Why Students Usually Falter on This Problem

Most Common Error Path:

Missing conceptual knowledge: Students don't know how to convert 1/4 to a power of 2

Many students get stuck at \(\mathrm{1/4 = (2)^{-t/560}}\) because they don't recognize that \(\mathrm{1/4 = 2^{-2}}\). They might try to take logarithms or use other complex methods, leading to confusion and abandoning a systematic approach. This leads to confusion and guessing.

Second Most Common Error:

Weak SIMPLIFY execution: Students make sign errors when solving \(\mathrm{-2 = -t/560}\)

Some students correctly set up \(\mathrm{-2 = -t/560}\) but then solve incorrectly, perhaps forgetting to multiply by the negative sign or making arithmetic mistakes.
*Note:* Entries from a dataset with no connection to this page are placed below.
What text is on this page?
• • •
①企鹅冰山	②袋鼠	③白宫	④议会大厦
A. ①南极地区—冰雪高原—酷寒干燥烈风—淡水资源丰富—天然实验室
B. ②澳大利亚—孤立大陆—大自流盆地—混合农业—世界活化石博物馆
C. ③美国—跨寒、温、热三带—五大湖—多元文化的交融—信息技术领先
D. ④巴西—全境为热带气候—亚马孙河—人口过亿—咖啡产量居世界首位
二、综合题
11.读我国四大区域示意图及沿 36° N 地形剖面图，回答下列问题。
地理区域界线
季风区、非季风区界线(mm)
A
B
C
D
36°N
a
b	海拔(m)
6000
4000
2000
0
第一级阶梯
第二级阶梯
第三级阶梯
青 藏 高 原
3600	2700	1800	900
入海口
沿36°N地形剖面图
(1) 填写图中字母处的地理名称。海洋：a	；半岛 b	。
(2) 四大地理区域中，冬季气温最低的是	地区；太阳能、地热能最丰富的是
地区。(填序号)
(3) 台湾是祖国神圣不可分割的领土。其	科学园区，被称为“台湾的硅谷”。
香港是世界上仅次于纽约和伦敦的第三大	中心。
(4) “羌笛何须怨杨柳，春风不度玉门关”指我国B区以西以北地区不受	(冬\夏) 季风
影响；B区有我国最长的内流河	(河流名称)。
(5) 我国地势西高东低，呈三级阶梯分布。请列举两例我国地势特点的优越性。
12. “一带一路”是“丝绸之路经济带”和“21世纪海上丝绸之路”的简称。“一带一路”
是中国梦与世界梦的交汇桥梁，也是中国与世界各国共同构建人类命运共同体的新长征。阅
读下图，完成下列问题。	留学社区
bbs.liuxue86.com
They might get \(\mathrm{t = -1{,}120}\) or \(\mathrm{t = 280}\). This may lead them to select Choice A (280).

The Bottom Line:

This problem requires recognizing that fractions can be rewritten as negative powers of their denominators' base. Without this insight, students cannot bridge from the rational number 1/4 to the exponential form needed for solving.